Posterior polymorphous corneal dystrophy 3 (PPCD3) is a rare autosomal dominant disorder caused by mutations in ZEB1. To date all identified disease-causing variants were unique to the studied families, except for c.1576dup. We have detected six novel ZEB1 mutations; c.1749_1750del; p.(Pro584*) and c.1717_1718del; p.(Val573Phefs*12) in two Czech families, c.1176dup; p.(Ala393Serfs*19), c.1100C>A; p.(Ser367*), c.627del; p.(Phe209Leufs*11) in three British families and a splice site mutation, c.685-2A>G, in a patient of Sri Lankan origin. An additional British proband had the c.1576dup; p.(Val526Glyfs*3) mutation previously reported in other populations. Clinical findings were variable and included bilateral congenital corneal opacity in one proband, development of opacity before the age of 2 years in another individual and bilateral iris flocculi in yet another subject.
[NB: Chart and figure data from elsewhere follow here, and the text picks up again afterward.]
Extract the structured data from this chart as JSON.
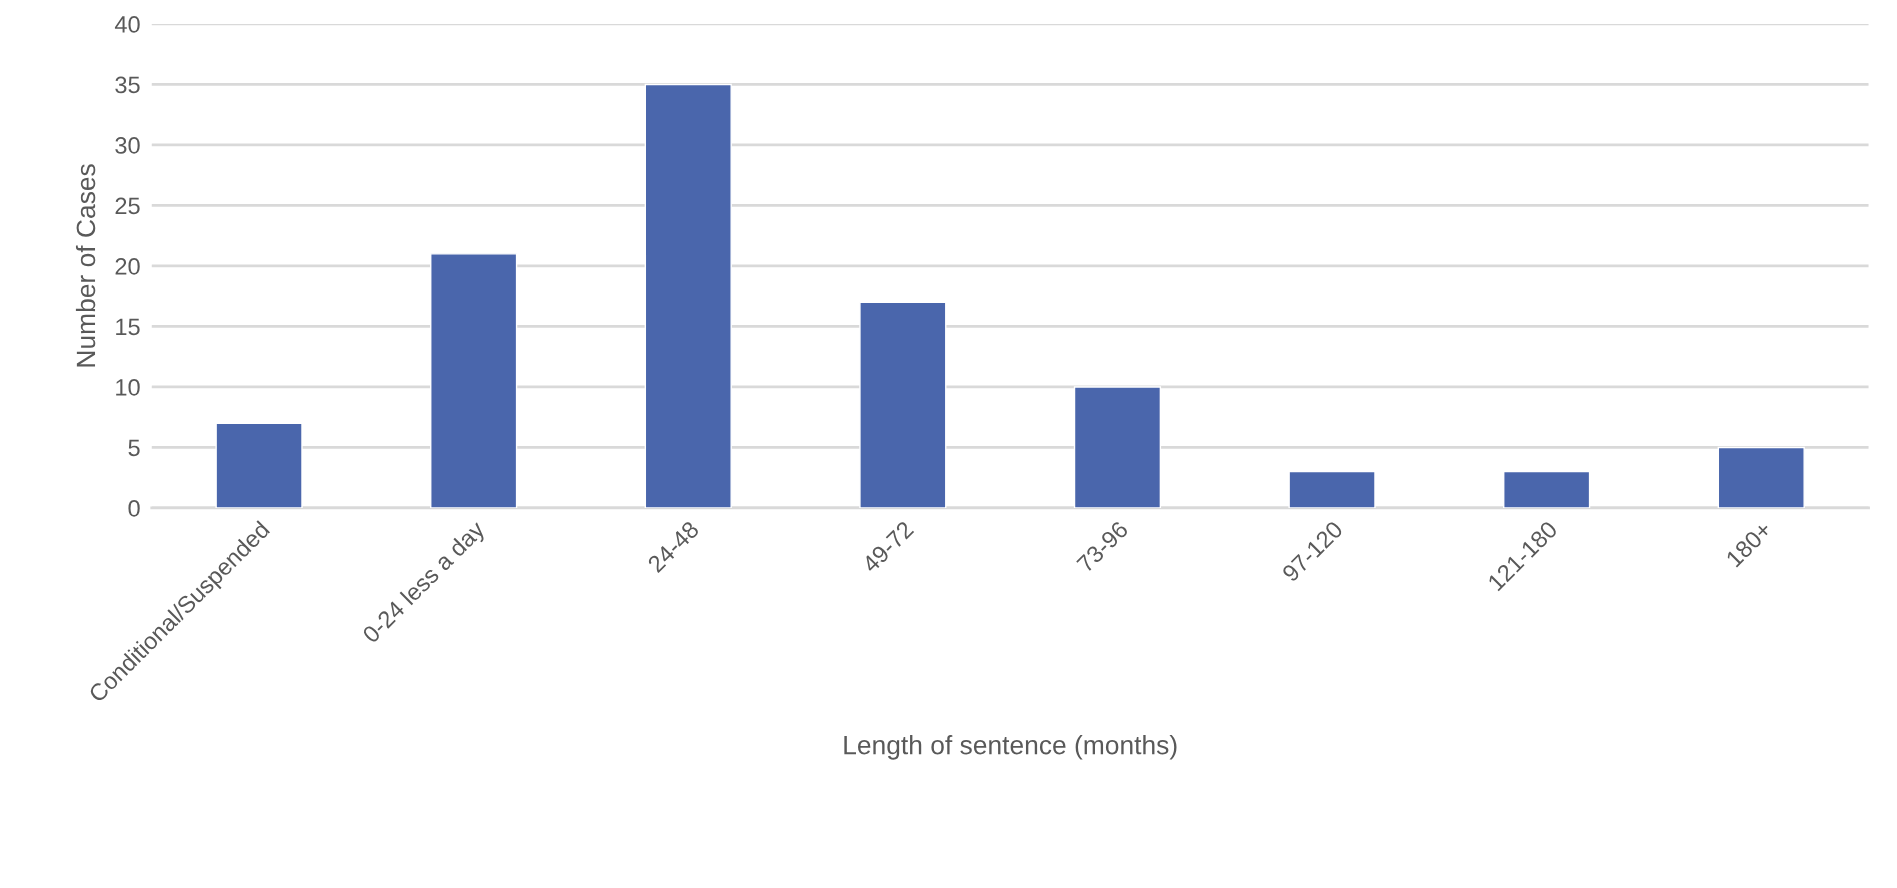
{
  "chart_data": {
    "type": "bar",
    "xlabel": "Length of sentence (months)",
    "ylabel": "Number of Cases",
    "categories": [
      "Conditional/Suspended",
      "0-24 less a day",
      "24-48",
      "49-72",
      "73-96",
      "97-120",
      "121-180",
      "180+"
    ],
    "values": [
      7,
      21,
      35,
      17,
      10,
      3,
      3,
      5
    ],
    "color": "#4a66ac",
    "ylim": [
      0,
      40
    ],
    "yticks": [
      0,
      5,
      10,
      15,
      20,
      25,
      30,
      35,
      40
    ],
    "grid": "y",
    "legend": false
  }
}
The majority of eyes examined by corneal topography (10 out of 16) had an abnormally steep cornea (flat keratometry 46.5-52.7 diopters, steep keratometry 48.1-54.0 diopters). One proband underwent surgery for cryptorchidism. Our study further demonstrates that PPCD3 can present as corneal edema in early childhood, and that an abnormally steep keratometry is a common feature of this condition. As cryptorchidism has been previously observed in two other PPCD3 cases, its association with the disease warrants further investigation.
Keywords: ZEB1; phenotype; posterior polymorphous corneal dystrophy type 3.
© 2014 John Wiley & Sons Ltd/University College London.